Increased use of substances (including nicotine, alcohol, caffeine, and illegal drugs)
Social withdrawal
Overeating and undereating
Angry outbursts
Exercising less often

Psychological signs

Sadness or depression
Lack of motivation or focus
Feeling overwhelmed
Irritability or anger

If you are experiencing any of these signs you may want to take action to reduce stress today. Here are some simple but revealing questions you can ask yourself to pinpoint areas for improvement or change. Asking the right questions can identify what improvements you can make to feel more relaxed and in control of your health.
Questions to Ask Yourself

Who’s in my support network?
Everyone should have people in their life who are positive influences, support providers, and role models for healthy living. They can be friends, family members, mentors, spiritual leaders, colleagues, and mental health professionals.

What activities do I enjoy?
Your work might be enjoyable, but everyone needs hobbies that aren’t about competition or personal accomplishment. What helps ease your worries and makes you more mindful about your body? These activities might include reading, dancing, gardening, board games, crafts, etc.

What are my sleep habits?
If you’re getting roughly 8 hours of uninterrupted sleep per night, you’ll be able to think more clearly, boost your immune system, and concentrate better on work and relationships. A simple step such as turning off screens an hour before bed can make a huge difference in your sleep quality.

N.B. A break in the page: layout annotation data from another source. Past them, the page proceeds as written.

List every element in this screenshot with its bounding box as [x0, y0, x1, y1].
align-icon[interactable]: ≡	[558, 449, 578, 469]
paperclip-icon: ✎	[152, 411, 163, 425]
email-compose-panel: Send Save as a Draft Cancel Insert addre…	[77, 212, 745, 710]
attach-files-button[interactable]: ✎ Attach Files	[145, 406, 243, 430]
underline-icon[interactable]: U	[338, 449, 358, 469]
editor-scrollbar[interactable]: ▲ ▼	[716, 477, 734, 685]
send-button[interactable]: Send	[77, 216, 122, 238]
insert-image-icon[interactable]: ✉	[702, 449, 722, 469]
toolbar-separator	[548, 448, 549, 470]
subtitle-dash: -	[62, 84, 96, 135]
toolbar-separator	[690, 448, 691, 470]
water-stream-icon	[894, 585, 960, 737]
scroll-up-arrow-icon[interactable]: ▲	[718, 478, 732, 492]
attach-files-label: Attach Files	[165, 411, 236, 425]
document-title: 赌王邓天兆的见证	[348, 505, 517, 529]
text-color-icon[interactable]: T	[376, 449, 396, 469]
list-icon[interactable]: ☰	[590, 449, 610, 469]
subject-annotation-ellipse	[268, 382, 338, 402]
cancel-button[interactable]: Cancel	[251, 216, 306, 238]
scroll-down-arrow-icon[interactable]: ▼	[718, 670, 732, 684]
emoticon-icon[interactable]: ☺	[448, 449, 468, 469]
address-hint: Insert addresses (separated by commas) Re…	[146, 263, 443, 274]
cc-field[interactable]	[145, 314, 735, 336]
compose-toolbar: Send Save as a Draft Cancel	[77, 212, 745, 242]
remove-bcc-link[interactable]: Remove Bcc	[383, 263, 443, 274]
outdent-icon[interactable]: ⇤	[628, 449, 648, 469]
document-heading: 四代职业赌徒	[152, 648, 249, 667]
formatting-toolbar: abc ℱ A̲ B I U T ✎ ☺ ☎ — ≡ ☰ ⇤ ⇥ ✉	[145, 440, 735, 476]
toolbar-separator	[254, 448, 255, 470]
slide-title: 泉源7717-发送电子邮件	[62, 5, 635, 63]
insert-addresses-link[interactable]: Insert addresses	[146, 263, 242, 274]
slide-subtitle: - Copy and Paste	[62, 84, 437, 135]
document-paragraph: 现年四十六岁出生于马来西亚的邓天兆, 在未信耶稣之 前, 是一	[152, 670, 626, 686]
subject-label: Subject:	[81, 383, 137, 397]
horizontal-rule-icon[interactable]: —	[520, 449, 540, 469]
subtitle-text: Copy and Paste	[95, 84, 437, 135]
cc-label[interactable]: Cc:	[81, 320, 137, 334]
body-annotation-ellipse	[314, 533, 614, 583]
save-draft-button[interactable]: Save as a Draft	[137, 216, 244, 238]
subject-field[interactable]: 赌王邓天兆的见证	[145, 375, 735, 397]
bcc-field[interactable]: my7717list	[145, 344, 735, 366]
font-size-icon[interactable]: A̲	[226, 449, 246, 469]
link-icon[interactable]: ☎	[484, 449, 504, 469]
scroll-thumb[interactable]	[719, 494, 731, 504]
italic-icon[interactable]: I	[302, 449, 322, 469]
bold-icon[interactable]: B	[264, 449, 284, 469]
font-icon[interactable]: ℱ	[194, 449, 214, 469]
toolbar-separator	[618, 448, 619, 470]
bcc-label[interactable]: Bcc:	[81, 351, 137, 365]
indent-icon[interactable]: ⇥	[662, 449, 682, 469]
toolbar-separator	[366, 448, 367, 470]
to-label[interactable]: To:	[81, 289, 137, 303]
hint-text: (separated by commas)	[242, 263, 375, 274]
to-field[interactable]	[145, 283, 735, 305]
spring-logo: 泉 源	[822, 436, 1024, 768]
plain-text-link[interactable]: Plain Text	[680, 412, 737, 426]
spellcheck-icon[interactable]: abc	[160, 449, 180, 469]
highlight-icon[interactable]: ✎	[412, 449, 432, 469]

Am I saying “no” to unnecessary tasks?
Ideally you should be able to pass on tasks that demand too much of you, aren’t your responsibility, or don’t fall in line with your personal values and objectives. If you’re not sure where to start, take a look at your schedule and to-do list, and see what can be delegated or removed completely.

Am I organized? Start to declutter your life. When you can manage tasks with an accurate schedule and prioritized to-do list, you reduce the unnecessary anxiety that can accompany a cluttered and confusing agenda.

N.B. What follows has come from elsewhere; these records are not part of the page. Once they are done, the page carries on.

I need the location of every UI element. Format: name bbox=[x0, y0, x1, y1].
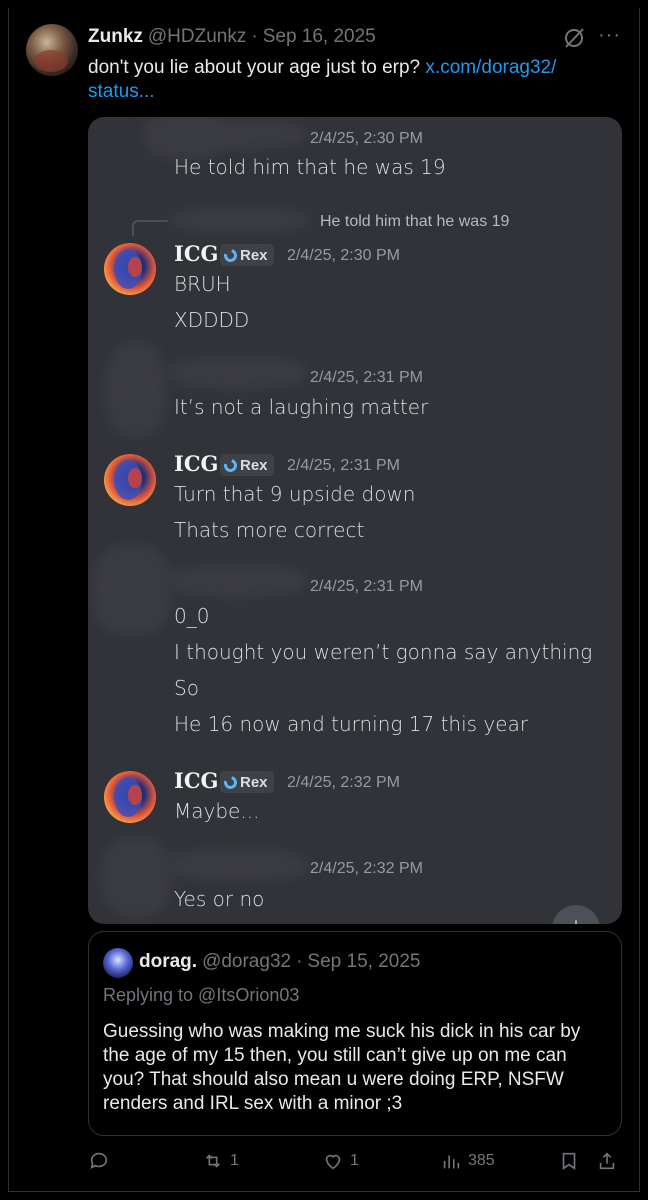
tweet-text: don't you lie about your age just to erp… bbox=[88, 56, 608, 104]
tag-label: Rex bbox=[240, 456, 268, 474]
views-count: 385 bbox=[468, 1152, 495, 1169]
redacted-name bbox=[168, 357, 308, 389]
message-time: 2/4/25, 2:30 PM bbox=[310, 130, 423, 147]
reply-button[interactable] bbox=[88, 1150, 116, 1172]
scroll-down-icon[interactable]: + bbox=[552, 905, 600, 924]
username[interactable]: ICG bbox=[174, 451, 218, 476]
message-time: 2/4/25, 2:31 PM bbox=[310, 369, 423, 386]
author-name[interactable]: Zunkz bbox=[88, 26, 143, 48]
quoted-author-handle: @dorag32 bbox=[202, 951, 292, 972]
message-text: I thought you weren’t gonna say anything bbox=[174, 640, 593, 664]
message-time: 2/4/25, 2:32 PM bbox=[310, 860, 423, 877]
message-text: Maybe... bbox=[174, 799, 260, 823]
server-tag: Rex bbox=[220, 454, 274, 476]
action-bar: 1 1 385 bbox=[88, 1148, 622, 1178]
message-time: 2/4/25, 2:30 PM bbox=[287, 247, 400, 264]
tweet-link[interactable]: x.com/dorag32/ bbox=[425, 57, 556, 78]
quoted-text: Guessing who was making me suck his dick… bbox=[103, 1021, 581, 1114]
bookmark-icon bbox=[562, 1152, 576, 1170]
message-time: 2/4/25, 2:31 PM bbox=[310, 578, 423, 595]
redacted-avatar bbox=[102, 837, 172, 917]
server-tag: Rex bbox=[220, 244, 274, 266]
share-button[interactable] bbox=[596, 1150, 618, 1172]
message-text: Thats more correct bbox=[174, 518, 365, 542]
quoted-tweet[interactable]: dorag. @dorag32 · Sep 15, 2025 Replying … bbox=[88, 931, 622, 1136]
quoted-separator: · bbox=[296, 951, 303, 972]
reply-icon bbox=[90, 1152, 108, 1169]
tag-label: Rex bbox=[240, 246, 268, 264]
tweet-link-cont[interactable]: status... bbox=[88, 81, 155, 102]
redacted-name bbox=[168, 121, 308, 149]
tweet-date[interactable]: Sep 16, 2025 bbox=[263, 26, 376, 48]
server-tag: Rex bbox=[220, 771, 274, 793]
message-text: He told him that he was 19 bbox=[174, 155, 446, 179]
redacted-avatar bbox=[106, 342, 166, 437]
quoted-date: Sep 15, 2025 bbox=[307, 951, 421, 972]
like-button[interactable]: 1 bbox=[322, 1150, 359, 1172]
message-text: Yes or no bbox=[174, 887, 265, 911]
message-text: So bbox=[174, 676, 199, 700]
message-text: He 16 now and turning 17 this year bbox=[174, 712, 529, 736]
more-icon[interactable]: ··· bbox=[598, 24, 621, 47]
share-icon bbox=[599, 1152, 615, 1170]
icg-avatar[interactable] bbox=[104, 454, 156, 506]
repost-count: 1 bbox=[230, 1152, 239, 1169]
icg-avatar[interactable] bbox=[104, 243, 156, 295]
reply-preview-text: He told him that he was 19 bbox=[320, 213, 510, 230]
message-text: Turn that 9 upside down bbox=[174, 482, 416, 506]
bookmark-button[interactable] bbox=[558, 1150, 580, 1172]
views-icon bbox=[443, 1155, 460, 1169]
quoted-author-name: dorag. bbox=[139, 951, 198, 972]
grok-icon[interactable] bbox=[562, 26, 586, 50]
like-count: 1 bbox=[350, 1152, 359, 1169]
message-text: XDDDD bbox=[174, 308, 250, 332]
repost-button[interactable]: 1 bbox=[202, 1150, 239, 1172]
message-time: 2/4/25, 2:32 PM bbox=[287, 774, 400, 791]
redacted-name bbox=[168, 849, 308, 881]
tag-icon bbox=[221, 773, 240, 791]
repost-icon bbox=[205, 1154, 221, 1168]
message-text: 0_0 bbox=[174, 604, 210, 628]
message-text: BRUH bbox=[174, 272, 231, 296]
tweet-body: don't you lie about your age just to erp… bbox=[88, 57, 426, 78]
author-handle[interactable]: @HDZunkz bbox=[148, 26, 246, 48]
views-button[interactable]: 385 bbox=[440, 1150, 495, 1172]
tweet-header: Zunkz @HDZunkz · Sep 16, 2025 bbox=[88, 26, 376, 48]
quoted-author-avatar bbox=[103, 948, 133, 978]
tag-icon bbox=[221, 246, 240, 264]
username[interactable]: ICG bbox=[174, 241, 218, 266]
tag-icon bbox=[221, 456, 240, 474]
redacted-name bbox=[168, 565, 308, 597]
discord-screenshot[interactable]: 2/4/25, 2:30 PM He told him that he was … bbox=[88, 117, 622, 924]
header-separator: · bbox=[251, 26, 258, 47]
username[interactable]: ICG bbox=[174, 768, 218, 793]
redacted-avatar bbox=[92, 545, 172, 635]
tag-label: Rex bbox=[240, 773, 268, 791]
icg-avatar[interactable] bbox=[104, 771, 156, 823]
quoted-replying-to: Replying to @ItsOrion03 bbox=[103, 985, 300, 1005]
author-avatar[interactable] bbox=[26, 24, 78, 76]
reply-connector bbox=[132, 220, 168, 236]
message-time: 2/4/25, 2:31 PM bbox=[287, 457, 400, 474]
redacted-reply-name bbox=[170, 207, 310, 233]
message-text: It’s not a laughing matter bbox=[174, 395, 429, 419]
heart-icon bbox=[325, 1154, 341, 1170]
quoted-header: dorag. @dorag32 · Sep 15, 2025 bbox=[139, 951, 420, 973]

When and how do I practice relaxation?
Taking time to relax can be as simple as reading a book, taking a walk, or listening to music. Maybe you need to spend a few minutes taking some deep breaths every day, or perhaps yoga or meditation can provide the needed time for tuning into your body.

Do I know professionals who can help?
A yearly physical can help you evaluate the impact of stress and generate solutions. Mental health professionals also can provide valuable insights about your behavioral and emotional health and help you create a plan for a well-balanced life. A therapist can teach you how to relieve stress through various techniques.

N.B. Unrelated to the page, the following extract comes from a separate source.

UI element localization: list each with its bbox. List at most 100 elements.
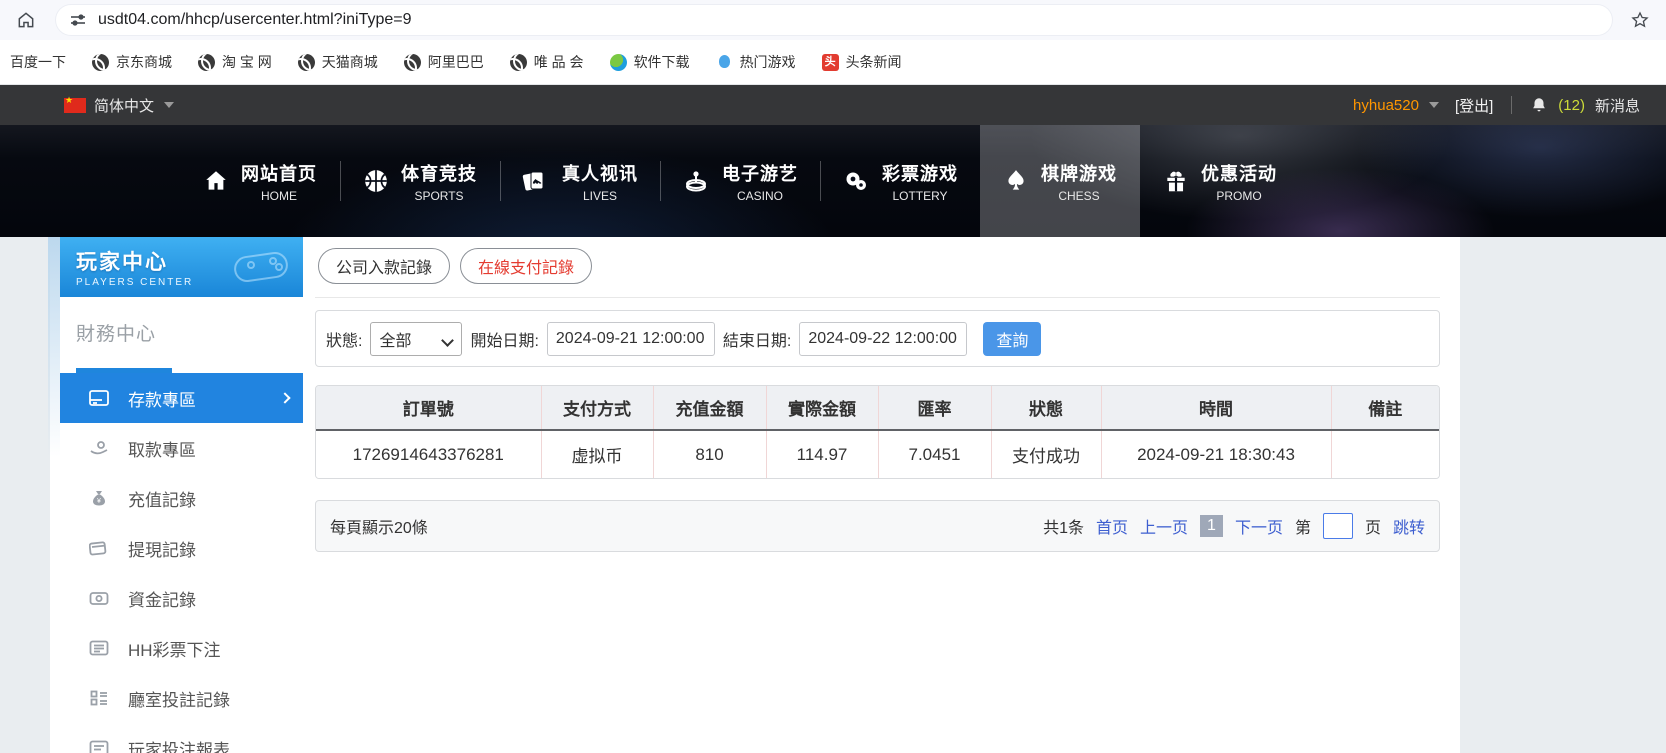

If you feel overwhelmed by a self-assessment and aren’t sure where to start, address your immediate physical concerns. Healthy eating, exercise, and professional consultation can have a significant impact. But don’t feel like you have to make all these major changes overnight. Starting small, perhaps by carving out space for relaxation and turning off technology earlier at night, can help you build momentum.

As you begin to make changes, be sure to pay attention to what reduces your stress, and don’t hesitate to take notes. Not every relaxation technique works for everyone. Consider using a journal or a phone app to track the effectiveness of your strategies and generate motivation. Finally, change can also be more exciting when you share the journey, so consider recruiting a friend as an accountability buddy. Together you can encourage each other to tackle stress and prioritize your physical and mental health.

Real change starts with asking good questions and playing detective with your mind and body. Start taking notes and begin conversations with people who can help. Stress may always play a role in your life, but it doesn’t have to be the villain in your story. With the right mindset, you can regain control over your mind and body.